In many cases, developers state directly that they have a support forum at another location and to address questions there (which of course some people ignore and post questions anyway). Support Forum use should not be mandated, or used as a signal for relevance. Rather, it should (if kept) be optional to use, and either toggled on or off, with an optional URL pointing to an off-site support forum or simply an email address for support.
A Plugin Repository is not General Search
Certainly, search in a plugin repository is not general search, but rather should be a more organized, faceted classification (tags and categories). But this is not the case. Rather, this kind of metadata is not organized, but ad hoc, and determined by developers alone. In the latest version, there is now a limit on tags (up to five), but where did that come from? From the algorithm folks, who prefer to have fewer signals to deal with (and no actual user behavior involved).
A Lesson from An Electronic Cultural Atlas
To round out the UC Berkeley Ischool reminiscences, I recall vividly a talk by Lewis Lancaster, possibly the Platonic ideal of a gentleman scholar. He was someone people would do anything for, a truly magnanimous and gifted scholar. He saw clearly, decades ago, the need for interdisciplinary research in the humanities, and that technical skills are needed alongside that of the historian and cultural researcher, in order to present information in a way that provides original insight. Digitization is but the first step, information retrieval and visualization meant to show things that are otherwise hidden, that is the real feat. To which end Lancaster founded the Electronic Cultural Atlas Initiative.
The problem with WordPress Plugin development, that is clear to even the most cursory evaluation:
> It seems like backend developers create such a design. Boring minimalism. ?3
This is the heart of the failure (or the failure of the heart of it), is that there is no cross-disciplinary team involved. There are essentially programmers doing the work that should be done by experts from other fields. The provisioning of human relevance needs more than PHP and CSS code wranglers. It will continue to fail without the fresh air of authentic collaboration with, and leadership from, those who are not developers first and foremost.
Facebook and WordPress interfaces are similarly bad, based on the same kind of DNA: Run by founders who are at base PHP coders, driving an engineer-centric culture, whose insular thinking continues to produce an unremarkable product (whose minimal progress occasionally goes in reverse).
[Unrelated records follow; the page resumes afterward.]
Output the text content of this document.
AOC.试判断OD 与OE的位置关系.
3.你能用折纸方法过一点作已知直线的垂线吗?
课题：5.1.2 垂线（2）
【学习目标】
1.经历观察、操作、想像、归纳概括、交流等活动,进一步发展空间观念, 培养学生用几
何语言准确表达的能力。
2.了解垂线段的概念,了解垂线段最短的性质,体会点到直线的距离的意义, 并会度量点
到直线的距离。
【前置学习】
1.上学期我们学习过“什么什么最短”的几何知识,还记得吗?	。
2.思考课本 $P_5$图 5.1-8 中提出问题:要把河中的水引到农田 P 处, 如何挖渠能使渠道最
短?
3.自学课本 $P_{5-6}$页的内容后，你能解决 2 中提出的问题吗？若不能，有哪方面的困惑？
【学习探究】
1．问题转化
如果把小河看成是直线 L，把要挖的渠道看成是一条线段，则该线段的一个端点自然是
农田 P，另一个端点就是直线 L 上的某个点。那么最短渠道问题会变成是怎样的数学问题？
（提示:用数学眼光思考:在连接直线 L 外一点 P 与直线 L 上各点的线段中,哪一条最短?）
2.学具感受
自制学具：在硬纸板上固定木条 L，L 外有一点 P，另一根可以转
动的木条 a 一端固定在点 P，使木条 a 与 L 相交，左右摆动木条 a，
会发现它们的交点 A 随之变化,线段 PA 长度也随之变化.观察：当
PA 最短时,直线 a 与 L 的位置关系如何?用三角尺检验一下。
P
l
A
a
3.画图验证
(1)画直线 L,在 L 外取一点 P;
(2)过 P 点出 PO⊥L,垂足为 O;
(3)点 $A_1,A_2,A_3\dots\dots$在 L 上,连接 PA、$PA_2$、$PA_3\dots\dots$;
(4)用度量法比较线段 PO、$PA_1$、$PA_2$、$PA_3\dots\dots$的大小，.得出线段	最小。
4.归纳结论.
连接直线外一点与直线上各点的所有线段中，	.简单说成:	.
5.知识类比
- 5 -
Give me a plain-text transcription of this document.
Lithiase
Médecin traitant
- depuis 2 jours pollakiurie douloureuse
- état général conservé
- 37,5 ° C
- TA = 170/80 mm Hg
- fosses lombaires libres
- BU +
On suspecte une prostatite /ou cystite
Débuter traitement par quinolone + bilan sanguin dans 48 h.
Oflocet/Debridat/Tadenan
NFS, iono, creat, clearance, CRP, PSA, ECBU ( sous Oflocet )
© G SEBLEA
Where to Begin Again, The Appstore
To begin again would be to first take people's lived experiences as a place to explore and respect, and their suggestions, to follow. Doing a redesign is all very lofty, but how about fixing what can be fixed easily first. For example, plugin screenshots have no lightbox, something simple to fix. Sorting and filtering search results by certain criteria, something asked for, for years, and ignored yet again.
Second, orient toward the kind of search that makes sense for a plugin repository, which is an appstore. Appstore search is difficult, as the atrocities that are Apple and Google demonstrate. However, there are some basic features that make sense: collections, categories, and the app (plugin) display page. These are all huge, low-hanging fruit for WordPress plugins. But of course, not sexy like search algorithms, to a back-end developer, so they play with search algorithms, while the user experience languishes and ticks down further.
For people to take the plugin store seriously, WordPress needs to take it seriously. In the face of requirements for plugin developers to regularly update their plugin (even when it is not needed) and babysit the required support ticket system, the ongoing force-feeding of a badly out-of-date plugin -- Hello Dolly -- is simply a joke.